Site-directed mutants of charged residues in the active site of tyrosine hydroxylase

The active site of tyrosine hydroxylase consists of a hydrophobic cleft with an iron atom near the bottom. Within the cleft are several charged residues which are conserved across the family of pterin-ependent hydroxylases. We have studied four of these residues, glutamates 326 and 332, aspartate 328, and arginine 316 in tyrosine hydroxylase, by site-directed substitution with alternate amino acid residues. Replacement of arginine 316 with lysine results in a protein with a K-tyr value that is at least 400-fold greater and a V/K-tyr value that is 4000-fold lower than those found: in the wild-type enzyme; substitution with alanine, serine, or glutamine yields insoluble enzyme. Arginine 316 is therefore critical for the binding of tyrosine. Replacement of glutamate 326; with alanine has no effect On the KM value for tyrosine and results in a 2-fold increase in the K-M value for tetrahydropterin. The V-max for DOPA production is reduced 9-fold, and the V-max for dihydropterin formation is reduced 4-fold. These data suggest that glutamate 326 is not directly involved in catalysis. Replacement of aspartate 328 with serine results in a 26-fold higher K-M value for tyrosine, a 8-fold lower V-max for dihydropterin formation, and a 13-fold lower V-max for DOPA formation. These data suggest that aspartate 328 has a role in tyrosine binding.
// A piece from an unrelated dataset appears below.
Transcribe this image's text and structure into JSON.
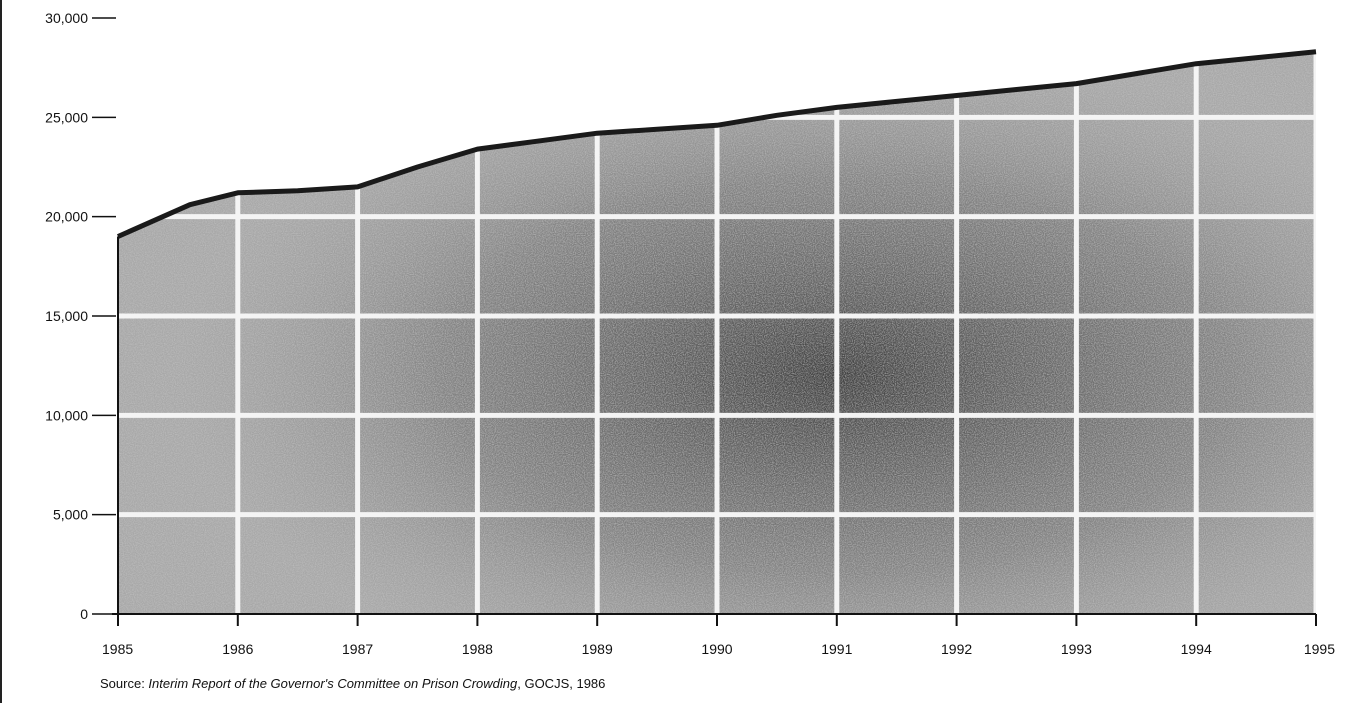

Replacement of glutamate 332 with alanine results in a 10-fold higher K-M value for 6-methyltetrahydrapterin with no change in the K-M value for tyrosine, a 125-fold lower V-max for DOPA formation, and an only 3.3-fold lower V-max for tetrahydropterin oxidation. These data suggest that glutamate 332 is required for productive tetrahydropterin binding.